Prevent H12 and H15 errors when deploying Socket.IO on Heroku

It's 2017, you want to build a real-time web application. WebSocket is fairly mature but to cover your base, you have chosen Socket.IO. You happily typed away the implementation and deployed your first cut on Heroku. Then, the horror begins…

Your metrics and logs start throwing rows of H12 - Request timeout and H15 - Idle connection errors and you stare at it with disbelief. What the hell went wrong?

That was me yesterday and I have spent a day or so trying to resolve this issue. Here, I document my solution.

First of all, make sure that you did not hit the domain issue described here.

Also, ensure that you are using sticky sessions (or Session Affinity for Heroku).

Else, follow along…

heroku logs --tail

Reading my logs, I have discovered that H12 is caused by long polling implementation of Socket.IO. For long-polling and streaming responses, Heroku require the server to react within 30 seconds. Heroku also leaves the responsibility of detecting disconnected clients to the server, which must then promptly close the connections.

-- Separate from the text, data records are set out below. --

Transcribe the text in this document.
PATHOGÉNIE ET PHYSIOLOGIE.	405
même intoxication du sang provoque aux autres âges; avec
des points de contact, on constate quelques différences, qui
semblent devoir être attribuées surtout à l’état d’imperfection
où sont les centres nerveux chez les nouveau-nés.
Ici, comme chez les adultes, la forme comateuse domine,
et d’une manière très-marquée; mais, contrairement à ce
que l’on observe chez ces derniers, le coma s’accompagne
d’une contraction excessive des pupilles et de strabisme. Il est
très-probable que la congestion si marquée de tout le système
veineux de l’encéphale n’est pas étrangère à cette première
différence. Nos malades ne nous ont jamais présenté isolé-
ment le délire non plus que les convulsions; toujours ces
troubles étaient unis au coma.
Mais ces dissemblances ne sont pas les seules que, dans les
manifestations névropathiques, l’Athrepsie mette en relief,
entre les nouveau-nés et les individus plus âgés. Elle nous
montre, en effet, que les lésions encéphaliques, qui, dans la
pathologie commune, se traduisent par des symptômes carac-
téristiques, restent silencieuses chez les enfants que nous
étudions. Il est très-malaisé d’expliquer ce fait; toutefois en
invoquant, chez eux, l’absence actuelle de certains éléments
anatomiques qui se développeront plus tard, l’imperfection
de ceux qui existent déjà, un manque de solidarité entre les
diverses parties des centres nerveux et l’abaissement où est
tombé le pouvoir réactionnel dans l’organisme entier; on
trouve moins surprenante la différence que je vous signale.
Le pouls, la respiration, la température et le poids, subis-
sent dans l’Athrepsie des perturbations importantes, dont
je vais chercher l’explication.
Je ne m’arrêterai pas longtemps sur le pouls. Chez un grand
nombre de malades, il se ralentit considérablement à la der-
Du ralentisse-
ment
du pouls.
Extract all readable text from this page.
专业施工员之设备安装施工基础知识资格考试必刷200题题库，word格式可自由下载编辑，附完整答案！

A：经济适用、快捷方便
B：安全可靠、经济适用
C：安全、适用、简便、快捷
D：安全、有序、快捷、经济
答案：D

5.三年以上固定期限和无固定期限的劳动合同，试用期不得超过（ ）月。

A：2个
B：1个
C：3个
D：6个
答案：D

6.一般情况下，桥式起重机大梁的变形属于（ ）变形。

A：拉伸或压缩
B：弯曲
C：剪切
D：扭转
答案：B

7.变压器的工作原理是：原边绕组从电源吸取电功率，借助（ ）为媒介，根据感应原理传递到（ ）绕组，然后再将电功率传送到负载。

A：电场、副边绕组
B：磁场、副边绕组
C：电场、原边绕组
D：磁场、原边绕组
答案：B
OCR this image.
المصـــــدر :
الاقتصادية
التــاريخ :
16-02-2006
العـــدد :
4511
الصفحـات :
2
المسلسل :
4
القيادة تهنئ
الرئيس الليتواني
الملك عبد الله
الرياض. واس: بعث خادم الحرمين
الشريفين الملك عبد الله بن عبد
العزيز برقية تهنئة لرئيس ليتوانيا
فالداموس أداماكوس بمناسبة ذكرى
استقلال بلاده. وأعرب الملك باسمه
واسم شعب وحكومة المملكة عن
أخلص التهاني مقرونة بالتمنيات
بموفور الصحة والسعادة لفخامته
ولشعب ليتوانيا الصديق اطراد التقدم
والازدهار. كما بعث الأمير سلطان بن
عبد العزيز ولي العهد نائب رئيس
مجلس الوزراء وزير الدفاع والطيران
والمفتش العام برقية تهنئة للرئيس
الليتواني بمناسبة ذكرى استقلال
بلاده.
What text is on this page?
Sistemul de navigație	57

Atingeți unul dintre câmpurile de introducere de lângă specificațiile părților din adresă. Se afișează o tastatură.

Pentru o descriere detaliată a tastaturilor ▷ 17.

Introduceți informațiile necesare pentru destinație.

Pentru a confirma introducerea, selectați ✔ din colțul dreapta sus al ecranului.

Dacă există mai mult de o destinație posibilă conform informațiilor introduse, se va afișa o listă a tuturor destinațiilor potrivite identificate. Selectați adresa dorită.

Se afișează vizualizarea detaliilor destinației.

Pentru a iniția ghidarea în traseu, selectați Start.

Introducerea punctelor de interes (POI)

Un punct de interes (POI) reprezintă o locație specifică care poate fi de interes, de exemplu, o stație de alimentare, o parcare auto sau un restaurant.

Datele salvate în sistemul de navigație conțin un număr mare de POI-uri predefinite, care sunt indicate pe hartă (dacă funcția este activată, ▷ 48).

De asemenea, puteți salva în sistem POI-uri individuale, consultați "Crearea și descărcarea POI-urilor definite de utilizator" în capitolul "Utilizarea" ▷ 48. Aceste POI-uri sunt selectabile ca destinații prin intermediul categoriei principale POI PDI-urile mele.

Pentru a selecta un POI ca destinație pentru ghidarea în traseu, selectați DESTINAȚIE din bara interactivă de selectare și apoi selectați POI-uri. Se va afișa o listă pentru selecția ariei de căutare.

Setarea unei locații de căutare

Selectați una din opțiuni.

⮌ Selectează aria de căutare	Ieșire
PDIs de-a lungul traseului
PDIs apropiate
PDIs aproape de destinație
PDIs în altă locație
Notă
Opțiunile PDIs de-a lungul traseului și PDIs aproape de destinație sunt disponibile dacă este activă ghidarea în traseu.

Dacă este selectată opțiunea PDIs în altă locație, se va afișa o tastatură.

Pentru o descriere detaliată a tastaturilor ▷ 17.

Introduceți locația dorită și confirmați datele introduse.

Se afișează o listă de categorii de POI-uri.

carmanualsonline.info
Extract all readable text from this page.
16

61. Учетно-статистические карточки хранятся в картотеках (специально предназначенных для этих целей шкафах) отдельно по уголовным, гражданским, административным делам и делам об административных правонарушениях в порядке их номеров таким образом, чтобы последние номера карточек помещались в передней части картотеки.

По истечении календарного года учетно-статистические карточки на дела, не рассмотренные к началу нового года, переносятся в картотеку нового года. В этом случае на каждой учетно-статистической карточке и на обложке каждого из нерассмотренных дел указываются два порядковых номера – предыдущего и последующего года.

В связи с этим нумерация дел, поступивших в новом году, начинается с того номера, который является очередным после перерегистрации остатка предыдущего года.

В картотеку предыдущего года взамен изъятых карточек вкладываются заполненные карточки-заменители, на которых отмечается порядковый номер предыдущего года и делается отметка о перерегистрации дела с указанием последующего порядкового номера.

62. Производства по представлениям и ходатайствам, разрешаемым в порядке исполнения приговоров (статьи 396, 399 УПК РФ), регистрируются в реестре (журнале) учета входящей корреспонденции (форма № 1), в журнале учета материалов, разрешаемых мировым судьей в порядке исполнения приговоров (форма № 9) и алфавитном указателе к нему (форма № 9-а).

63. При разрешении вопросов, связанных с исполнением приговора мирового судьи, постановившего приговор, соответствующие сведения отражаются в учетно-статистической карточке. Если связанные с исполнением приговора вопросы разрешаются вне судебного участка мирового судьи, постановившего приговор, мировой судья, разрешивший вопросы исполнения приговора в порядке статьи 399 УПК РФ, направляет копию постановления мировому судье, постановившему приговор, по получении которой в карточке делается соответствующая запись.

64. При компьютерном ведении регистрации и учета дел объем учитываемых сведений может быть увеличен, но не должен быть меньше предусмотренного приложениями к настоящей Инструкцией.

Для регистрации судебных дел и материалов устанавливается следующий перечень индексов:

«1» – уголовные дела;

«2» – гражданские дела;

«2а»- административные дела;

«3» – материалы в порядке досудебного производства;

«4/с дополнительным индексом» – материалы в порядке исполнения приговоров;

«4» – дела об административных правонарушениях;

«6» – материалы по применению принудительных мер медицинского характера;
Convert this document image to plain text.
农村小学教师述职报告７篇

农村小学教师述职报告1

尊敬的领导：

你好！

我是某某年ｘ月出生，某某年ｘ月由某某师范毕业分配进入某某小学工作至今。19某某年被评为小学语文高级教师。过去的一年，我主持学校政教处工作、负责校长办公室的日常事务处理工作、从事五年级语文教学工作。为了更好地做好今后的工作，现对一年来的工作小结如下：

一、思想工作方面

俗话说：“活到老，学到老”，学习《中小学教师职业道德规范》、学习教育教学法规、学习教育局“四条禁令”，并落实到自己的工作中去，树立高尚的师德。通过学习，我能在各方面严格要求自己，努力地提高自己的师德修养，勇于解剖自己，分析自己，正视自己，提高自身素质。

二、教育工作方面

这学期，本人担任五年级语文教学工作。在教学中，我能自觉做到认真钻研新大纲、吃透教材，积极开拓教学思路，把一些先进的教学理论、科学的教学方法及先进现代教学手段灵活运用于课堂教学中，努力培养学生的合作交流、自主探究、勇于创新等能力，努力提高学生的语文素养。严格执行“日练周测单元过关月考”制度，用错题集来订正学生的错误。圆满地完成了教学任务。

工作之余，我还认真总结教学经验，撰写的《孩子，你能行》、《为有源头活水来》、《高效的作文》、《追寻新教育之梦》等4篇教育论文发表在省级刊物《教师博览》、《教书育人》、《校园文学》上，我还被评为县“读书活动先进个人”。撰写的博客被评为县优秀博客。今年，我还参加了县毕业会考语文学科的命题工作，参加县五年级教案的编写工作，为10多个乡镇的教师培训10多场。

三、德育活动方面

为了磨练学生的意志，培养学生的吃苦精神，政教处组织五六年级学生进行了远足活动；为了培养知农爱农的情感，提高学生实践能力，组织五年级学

H15 on the other hand is caused by WebSocket connections which have no activity for 55 seconds.

As for Socket.IO, it sends ping/pong between server and clients to check the responsiveness of their connections. 2 values dictate how the server react to unresponsive connections: pingInterval (default to 25s) and pingTimeout (default to 60s).

// Server
import SocketIO from "socket.io";

const sio = SocketIO(server, {
  pingInterval: 15000,
  pingTimeout: 30000,
});

In my trial and error, I have discovered that the total value of pingInterval + pingTimeout should be below 55s to avoid H15, rather than just the pingTimeout. So I setup mine to be around 45s (15s for interval and 30s for timeout), giving my server a 10s buffer before hitting Heroku time limit.

// Client
var socket = io({
  transports: ["websocket"],
});

On the client, I have turned off polling. My previous tests hinted that Heroku might be recording server returned 408 Request Timeout as H12 but it is a hypothesis that I have not fully tested. Also, its 2017, the need for polling should be diminishing…

With this setup, I was able to remove both H12 and H15. I have not fully tested my hypothesis and solution. If you discover anything interesting, I love to hear. Hope this help!

Cheers!